PorosBekasi.com – Kementerian Sosial mencatat sekitar 2,15 juta peserta BPJS Kesehatan Penerima Bantuan Iuran (PBI) yang sebelumnya dinonaktifkan kini telah kembali aktif melalui proses reaktivasi.
Dari jumlah tersebut, 305.864 orang kembali masuk dalam kepesertaan PBI Jaminan Kesehatan (JK) yang dibiayai pemerintah pusat.

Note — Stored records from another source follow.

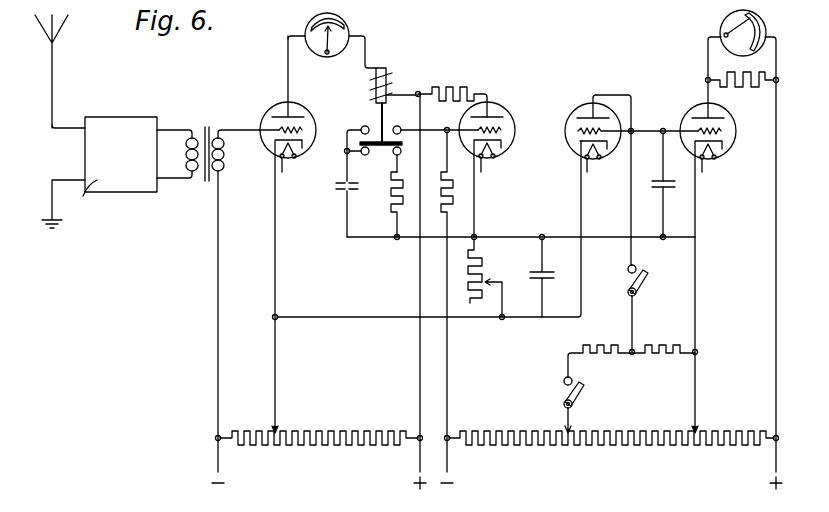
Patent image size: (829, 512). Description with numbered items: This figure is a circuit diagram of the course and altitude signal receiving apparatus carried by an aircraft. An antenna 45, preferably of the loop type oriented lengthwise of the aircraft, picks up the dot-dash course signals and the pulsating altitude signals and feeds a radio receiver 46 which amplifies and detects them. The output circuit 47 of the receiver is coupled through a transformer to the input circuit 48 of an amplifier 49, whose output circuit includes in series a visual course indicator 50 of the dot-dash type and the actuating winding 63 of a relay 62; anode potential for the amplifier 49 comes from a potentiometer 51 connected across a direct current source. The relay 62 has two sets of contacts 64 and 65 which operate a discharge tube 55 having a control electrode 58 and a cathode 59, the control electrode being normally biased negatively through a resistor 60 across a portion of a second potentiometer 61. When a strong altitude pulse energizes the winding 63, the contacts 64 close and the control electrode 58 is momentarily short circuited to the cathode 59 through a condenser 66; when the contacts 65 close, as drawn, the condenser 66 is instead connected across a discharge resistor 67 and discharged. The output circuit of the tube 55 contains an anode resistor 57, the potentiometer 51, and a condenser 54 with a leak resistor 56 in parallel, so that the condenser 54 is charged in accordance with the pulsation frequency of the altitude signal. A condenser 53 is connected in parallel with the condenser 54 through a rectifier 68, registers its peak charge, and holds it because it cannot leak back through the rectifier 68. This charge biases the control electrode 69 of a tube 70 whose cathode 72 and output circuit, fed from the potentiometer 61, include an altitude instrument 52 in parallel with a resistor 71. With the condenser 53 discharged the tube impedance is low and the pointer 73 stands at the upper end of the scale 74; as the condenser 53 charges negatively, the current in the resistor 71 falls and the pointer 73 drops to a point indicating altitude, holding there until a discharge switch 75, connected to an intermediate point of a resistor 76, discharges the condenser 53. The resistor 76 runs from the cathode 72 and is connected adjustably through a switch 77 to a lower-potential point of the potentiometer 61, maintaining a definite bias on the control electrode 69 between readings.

The antenna 45 is at (62, 28).
The radio receiver 46 is at (112, 166).
The output circuit 47 is at (186, 166).
The input circuit 48 is at (226, 160).
The amplifier 49 is at (274, 110).
The visual course indicator 50 is at (318, 50).
The potentiometer 51 is at (343, 421).
The altitude instrument 52 is at (740, 239).
The condenser 53 is at (663, 178).
The condenser 54 is at (548, 272).
The discharge device or tube 55 is at (479, 162).
The leak resistor 56 is at (483, 268).
The anode resistor 57 is at (437, 88).
The control electrode 58 is at (501, 130).
The cathode 59 is at (501, 141).
The resistor 60 is at (445, 211).
The potentiometer 61 is at (636, 432).
The relay 62 is at (376, 105).
The actuating winding 63 is at (390, 74).
The contacts 64 is at (369, 128).
The contacts 65 is at (395, 156).
The condenser 66 is at (345, 194).
The discharge resistor 67 is at (391, 210).
The rectifier 68 is at (579, 97).
The control electrode 69 is at (721, 132).
The space discharge device or tube 70 is at (712, 235).
The resistor 71 is at (742, 90).
The cathode 72 is at (722, 149).
The pointer 73 is at (724, 33).
The scale 74 is at (756, 23).
The discharge switch 75 is at (645, 285).
The resistor 76 is at (641, 358).
The switch 77 is at (586, 400).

“Aktif kembali pada segmen PBI JK ada 305.864 penerima manfaat. Jadi mereka reaktivasi dan kembali jadi peserta PBI,” kata Menteri Sosial, Saifullah Yusuf atau Gus Ipul dalam rapat kerja bersama Komisi IX DPR, dikutip, Kamis (16/4/2026)
Selain kembali ke skema PBI pusat, sebagian peserta juga mengalami perubahan status kepesertaan.
Tercatat 1,4 juta orang berpindah menjadi penerima bantuan iuran yang ditanggung pemerintah daerah, 188.703 orang beralih menjadi peserta mandiri, 57.287 orang masuk kategori PNS/TNI/Polri, serta 185.355 lainnya tercatat sebagai pensiunan dari sektor swasta maupun BUMN/BUMD.
Gus Ipul menyebut proses ini menjadi bagian dari upaya pemerintah dalam memberi ruang koreksi data bagi masyarakat, sejalan dengan penggunaan Data Tunggal Sosial dan Ekonomi Nasional (DTSEN). Ia menegaskan bahwa peserta PBI merupakan warga yang masuk kategori desil 1 hingga 5.
“Karena pada dasarnya kami tetap memberikan kesempatan untuk reaktivasi,” ucap dia.
Ia menambahkan, pengajuan reaktivasi dapat dilakukan melalui dinas sosial di daerah, perangkat desa, maupun kanal layanan yang telah disediakan oleh Kementerian Sosial.
Di sisi lain, Menteri Kesehatan Budi Gunadi Sadikin menjelaskan bahwa peserta BPJS Kesehatan PBI yang dinonaktifkan pada Februari masih tetap dapat mengakses layanan kesehatan hingga tiga bulan, atau sampai April.
Pada periode tersebut, pemerintah juga melakukan proses pemutakhiran data untuk memastikan kelayakan kepesertaan.
“Jadi ini (akses layanan kesehatan) tetap bisa dilakukan, tapi di dalam tiga bulan ini diharapkan ada refreshing dari data oleh teman-teman di BPS dan dibantu oleh Kemensos. Agar itu tadi, prinsip keadilan tadi terjadi,” tandas Budi.